The still celebrated architectural masterpiece designed by Christopher Wren, who was then only 34 years of age, is the fifth church to have stood on the spot since the year 604.
St Paul’s is the burial place of famous Britons such as Horatio Nelson
and the Duke of Wellington, who defeated Napoleon at the Battle of
Waterloo. It has also been at the centre of royal celebrations such as
the diamond jubilee of Queen Victoria in 1897, the silver jubilee of King George V in 1935, and the diamond jubilee in 2012 of the present Queen, Elizabeth II.
The wedding of Prince Charles and Lady Diana Spencer
at St. Paul's in 1981 was watched by 750 million people around the
world. And it was here that state funerals were held for Sir Winston Churchill in 1965 and Margaret Thatcher in 2013.
The most perilous days for the cathedral came in what became known as
The Blitz during the Second World War – the eight-month intense bombing
campaign in 1940 and 1941 launched by Nazi Germany against London and
other UK cities.
On the night of December 29, 1940,
100,000 bombs were dropped on London causing more than 1,500 fires and
turning the City of London’s Square Mile into a furnace.
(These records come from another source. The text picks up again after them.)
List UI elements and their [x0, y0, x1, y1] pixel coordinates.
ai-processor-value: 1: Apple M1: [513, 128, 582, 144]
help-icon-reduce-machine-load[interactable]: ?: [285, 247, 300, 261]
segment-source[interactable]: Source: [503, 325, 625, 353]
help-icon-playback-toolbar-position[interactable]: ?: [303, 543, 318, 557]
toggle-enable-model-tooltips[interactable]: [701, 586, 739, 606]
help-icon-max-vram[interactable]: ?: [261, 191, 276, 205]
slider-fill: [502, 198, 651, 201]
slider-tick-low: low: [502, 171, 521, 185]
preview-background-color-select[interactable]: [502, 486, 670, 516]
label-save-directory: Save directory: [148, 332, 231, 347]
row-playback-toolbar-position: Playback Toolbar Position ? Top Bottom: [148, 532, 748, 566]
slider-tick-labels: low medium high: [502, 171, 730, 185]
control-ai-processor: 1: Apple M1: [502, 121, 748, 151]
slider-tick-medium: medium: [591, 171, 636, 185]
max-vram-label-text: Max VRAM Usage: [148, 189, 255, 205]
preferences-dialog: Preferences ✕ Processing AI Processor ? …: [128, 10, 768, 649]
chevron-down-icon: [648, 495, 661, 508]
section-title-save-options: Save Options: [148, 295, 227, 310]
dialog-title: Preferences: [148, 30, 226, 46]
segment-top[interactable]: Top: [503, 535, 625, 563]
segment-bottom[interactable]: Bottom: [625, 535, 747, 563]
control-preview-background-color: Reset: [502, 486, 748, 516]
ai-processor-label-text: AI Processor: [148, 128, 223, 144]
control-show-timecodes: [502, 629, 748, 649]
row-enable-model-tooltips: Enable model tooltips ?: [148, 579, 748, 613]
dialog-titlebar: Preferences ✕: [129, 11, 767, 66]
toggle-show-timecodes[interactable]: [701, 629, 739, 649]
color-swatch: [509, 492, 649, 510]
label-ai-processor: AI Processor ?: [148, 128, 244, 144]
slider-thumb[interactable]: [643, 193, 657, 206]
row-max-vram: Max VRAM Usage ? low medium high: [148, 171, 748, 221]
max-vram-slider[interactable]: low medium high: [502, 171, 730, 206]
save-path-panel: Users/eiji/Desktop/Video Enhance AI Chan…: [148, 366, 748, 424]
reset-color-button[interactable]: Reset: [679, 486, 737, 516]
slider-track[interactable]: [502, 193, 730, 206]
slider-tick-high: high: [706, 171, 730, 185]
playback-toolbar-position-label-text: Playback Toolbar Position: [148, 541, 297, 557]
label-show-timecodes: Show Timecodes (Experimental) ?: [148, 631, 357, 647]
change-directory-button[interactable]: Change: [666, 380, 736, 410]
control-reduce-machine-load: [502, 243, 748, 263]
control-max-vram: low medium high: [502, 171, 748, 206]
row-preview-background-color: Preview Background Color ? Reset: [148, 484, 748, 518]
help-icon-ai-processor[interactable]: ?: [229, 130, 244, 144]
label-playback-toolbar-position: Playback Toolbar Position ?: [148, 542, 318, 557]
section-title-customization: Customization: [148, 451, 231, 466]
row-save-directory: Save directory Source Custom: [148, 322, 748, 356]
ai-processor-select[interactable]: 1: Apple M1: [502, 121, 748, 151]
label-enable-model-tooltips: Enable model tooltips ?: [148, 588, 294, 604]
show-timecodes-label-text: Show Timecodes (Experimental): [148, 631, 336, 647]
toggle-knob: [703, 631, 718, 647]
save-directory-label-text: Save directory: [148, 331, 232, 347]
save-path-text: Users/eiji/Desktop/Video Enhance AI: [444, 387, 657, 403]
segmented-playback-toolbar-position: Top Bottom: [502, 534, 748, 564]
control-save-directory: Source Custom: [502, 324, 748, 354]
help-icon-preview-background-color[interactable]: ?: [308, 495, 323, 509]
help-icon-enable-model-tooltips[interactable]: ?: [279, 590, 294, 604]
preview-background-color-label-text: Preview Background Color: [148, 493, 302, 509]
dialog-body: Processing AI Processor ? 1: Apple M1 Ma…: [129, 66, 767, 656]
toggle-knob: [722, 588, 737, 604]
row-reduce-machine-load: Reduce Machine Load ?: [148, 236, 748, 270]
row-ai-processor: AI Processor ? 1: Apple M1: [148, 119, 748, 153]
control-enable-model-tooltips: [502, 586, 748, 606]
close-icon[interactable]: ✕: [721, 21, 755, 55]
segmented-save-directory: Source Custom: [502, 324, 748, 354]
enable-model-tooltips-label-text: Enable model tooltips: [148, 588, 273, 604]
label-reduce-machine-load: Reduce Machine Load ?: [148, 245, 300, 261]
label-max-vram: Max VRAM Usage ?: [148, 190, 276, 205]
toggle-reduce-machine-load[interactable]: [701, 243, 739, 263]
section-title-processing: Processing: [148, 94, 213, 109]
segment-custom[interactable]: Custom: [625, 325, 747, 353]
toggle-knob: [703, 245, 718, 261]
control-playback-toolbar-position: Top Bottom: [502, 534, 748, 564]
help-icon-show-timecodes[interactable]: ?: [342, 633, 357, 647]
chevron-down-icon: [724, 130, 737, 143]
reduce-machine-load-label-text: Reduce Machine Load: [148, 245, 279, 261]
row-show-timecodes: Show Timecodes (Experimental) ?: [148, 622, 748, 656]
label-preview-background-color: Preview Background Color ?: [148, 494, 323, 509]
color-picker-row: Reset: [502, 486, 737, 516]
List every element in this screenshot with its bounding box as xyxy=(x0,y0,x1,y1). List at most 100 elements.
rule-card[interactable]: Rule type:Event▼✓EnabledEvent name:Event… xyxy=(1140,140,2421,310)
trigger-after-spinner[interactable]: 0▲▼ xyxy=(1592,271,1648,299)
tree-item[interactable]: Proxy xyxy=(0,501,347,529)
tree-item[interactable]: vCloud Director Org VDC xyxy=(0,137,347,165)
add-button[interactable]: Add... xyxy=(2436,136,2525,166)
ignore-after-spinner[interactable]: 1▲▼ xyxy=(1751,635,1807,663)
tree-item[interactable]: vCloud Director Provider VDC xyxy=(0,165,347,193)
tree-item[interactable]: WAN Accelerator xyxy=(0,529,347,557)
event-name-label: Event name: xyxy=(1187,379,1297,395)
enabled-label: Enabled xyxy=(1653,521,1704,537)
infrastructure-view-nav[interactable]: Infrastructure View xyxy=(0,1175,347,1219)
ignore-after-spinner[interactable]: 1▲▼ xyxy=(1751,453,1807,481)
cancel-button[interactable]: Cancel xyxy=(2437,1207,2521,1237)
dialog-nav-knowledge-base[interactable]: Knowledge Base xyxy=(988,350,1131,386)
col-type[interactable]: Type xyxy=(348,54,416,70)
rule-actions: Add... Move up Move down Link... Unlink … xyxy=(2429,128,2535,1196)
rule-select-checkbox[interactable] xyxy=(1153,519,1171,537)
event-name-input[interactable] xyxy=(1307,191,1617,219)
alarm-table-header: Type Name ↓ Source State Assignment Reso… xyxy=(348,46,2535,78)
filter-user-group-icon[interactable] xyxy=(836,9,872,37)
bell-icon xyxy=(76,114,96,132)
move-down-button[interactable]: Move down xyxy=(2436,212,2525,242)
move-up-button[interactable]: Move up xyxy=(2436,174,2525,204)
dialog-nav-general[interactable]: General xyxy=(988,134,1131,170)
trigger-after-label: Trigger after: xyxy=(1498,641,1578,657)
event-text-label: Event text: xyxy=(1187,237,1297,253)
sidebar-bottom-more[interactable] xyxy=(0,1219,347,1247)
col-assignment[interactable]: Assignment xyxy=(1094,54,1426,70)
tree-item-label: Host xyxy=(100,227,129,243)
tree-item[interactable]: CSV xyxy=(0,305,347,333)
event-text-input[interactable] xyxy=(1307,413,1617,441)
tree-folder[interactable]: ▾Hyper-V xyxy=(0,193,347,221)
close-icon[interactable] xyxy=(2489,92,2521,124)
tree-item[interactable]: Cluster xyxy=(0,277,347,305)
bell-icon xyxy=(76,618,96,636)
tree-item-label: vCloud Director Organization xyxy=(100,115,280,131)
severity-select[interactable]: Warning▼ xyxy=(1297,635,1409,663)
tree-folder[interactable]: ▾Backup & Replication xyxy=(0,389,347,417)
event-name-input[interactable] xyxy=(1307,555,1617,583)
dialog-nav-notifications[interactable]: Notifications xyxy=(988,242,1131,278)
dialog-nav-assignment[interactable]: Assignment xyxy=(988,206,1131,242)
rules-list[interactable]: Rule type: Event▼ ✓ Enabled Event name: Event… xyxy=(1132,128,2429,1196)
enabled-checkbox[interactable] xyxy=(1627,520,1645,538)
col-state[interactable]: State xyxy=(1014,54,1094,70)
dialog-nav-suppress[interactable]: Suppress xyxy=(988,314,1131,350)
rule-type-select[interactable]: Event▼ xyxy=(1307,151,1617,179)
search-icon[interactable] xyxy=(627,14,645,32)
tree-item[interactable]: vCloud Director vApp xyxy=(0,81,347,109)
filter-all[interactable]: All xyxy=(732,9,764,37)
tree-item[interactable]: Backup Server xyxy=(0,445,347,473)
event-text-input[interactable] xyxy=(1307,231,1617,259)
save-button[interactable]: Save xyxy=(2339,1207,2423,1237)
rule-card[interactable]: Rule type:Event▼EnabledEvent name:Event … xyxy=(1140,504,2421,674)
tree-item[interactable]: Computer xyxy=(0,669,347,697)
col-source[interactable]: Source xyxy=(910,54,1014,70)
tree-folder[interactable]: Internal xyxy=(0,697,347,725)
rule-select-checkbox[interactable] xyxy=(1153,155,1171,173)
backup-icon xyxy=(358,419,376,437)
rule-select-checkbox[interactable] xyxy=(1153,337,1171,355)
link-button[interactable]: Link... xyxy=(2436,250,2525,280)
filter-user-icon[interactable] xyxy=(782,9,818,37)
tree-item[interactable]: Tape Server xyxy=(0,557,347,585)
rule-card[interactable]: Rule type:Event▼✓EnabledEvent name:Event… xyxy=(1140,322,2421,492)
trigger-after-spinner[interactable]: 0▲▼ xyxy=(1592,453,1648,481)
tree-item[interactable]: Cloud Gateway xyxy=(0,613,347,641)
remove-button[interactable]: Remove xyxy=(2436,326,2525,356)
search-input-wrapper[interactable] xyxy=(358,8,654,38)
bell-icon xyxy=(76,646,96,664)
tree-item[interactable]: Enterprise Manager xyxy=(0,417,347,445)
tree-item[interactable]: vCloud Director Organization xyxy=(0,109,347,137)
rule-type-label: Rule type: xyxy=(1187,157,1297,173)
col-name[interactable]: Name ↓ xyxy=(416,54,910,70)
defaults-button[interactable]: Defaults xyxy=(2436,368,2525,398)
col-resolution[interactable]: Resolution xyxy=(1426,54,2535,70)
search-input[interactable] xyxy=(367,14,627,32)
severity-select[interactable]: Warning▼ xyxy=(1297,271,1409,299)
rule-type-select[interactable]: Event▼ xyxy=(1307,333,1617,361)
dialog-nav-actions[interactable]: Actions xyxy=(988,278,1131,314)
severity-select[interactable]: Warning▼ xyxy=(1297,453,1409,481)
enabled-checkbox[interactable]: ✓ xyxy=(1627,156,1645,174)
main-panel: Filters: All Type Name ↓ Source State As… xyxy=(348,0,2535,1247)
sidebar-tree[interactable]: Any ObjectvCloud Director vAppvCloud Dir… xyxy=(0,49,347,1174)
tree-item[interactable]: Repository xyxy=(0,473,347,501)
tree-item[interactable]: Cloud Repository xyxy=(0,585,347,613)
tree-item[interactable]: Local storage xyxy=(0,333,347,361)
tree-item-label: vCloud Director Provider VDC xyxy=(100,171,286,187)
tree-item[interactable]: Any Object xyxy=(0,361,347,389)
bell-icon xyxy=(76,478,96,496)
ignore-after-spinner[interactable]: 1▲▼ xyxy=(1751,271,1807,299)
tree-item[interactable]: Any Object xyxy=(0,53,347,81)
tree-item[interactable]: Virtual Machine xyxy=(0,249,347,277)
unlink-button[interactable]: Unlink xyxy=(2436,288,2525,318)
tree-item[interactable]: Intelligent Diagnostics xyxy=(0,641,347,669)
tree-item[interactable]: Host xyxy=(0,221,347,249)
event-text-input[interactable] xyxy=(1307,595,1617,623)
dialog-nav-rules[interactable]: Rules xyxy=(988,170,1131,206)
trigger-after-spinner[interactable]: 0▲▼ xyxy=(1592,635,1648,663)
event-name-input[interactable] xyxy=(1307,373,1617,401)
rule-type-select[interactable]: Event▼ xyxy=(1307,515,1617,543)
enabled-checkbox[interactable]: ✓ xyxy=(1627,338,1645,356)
It was later
reported that in the 1,000-degree heat, stone walls cracked and
crumbled, iron girders twisted, glass melted, and road surfaces burst
spontaneously into flames.
The lit-up night sky could be seen 100 hundred miles away on the French
coast, and an American war reporter cabled his office: “The second Great
Fire of London has begun.”
At the heart of it all was St Paul’s, but aware of its historical, psychological and religious significance, Prime Minister Winston Churchill
issued orders that the cathedral must be saved at all costs. He knew
how it would lift the spirits of a war-weary public if they could see it
had survived the onslaught. Volunteer firefighter Harold Newell needed
no telling. “If St Paul’s goes down, then we all go down,” he said.
This was the 114th night of the Blitz on London, and standing on a Fleet
Street roof, photographer Herbert Mason captured the astonishing sight
of the nearby cathedral dome, surrounded by devastation but still
intact. His now-famous photograph is reproduced above.
“Through the smoke you could see the fires increasing and, as the
evening wore on, an artificial wind sprang through the heat,” he wrote.
“It parted the clouds, the buildings in the foreground collapsed. And
there, revealed in all its majesty, was St Paul’s.”
The fires were to burn for days but an army of firefighters, men and
women, hampered by ruptured water mains, fought to keep 1,700 pumps
working flat-out.
In his book, Firefighters And The Blitz, Francis Beckett writes: “While
the men manned the pumps, the women were driving petrol carriers,
canteen vans and staff cars into the thickest parts of the blaze,
ensuring the pumps had fuel to keep going.
“Driving vans laden with cans of petrol through the flames that night was about as dangerous a job as you could do.”
The brave firefighters saved many of London’s historic buildings from
total destruction, including, of course, St Paul’s Cathedral.
Sir Christopher Wren died in 1723
at the age of 90 and was the first person to be buried in St Paul’s.
His epitaph, set in a great circle in the floor directly under the dome,
states in Latin: Lector, si monumentum requiris, circumspice –
“Reader, if you seek his monument, look around.”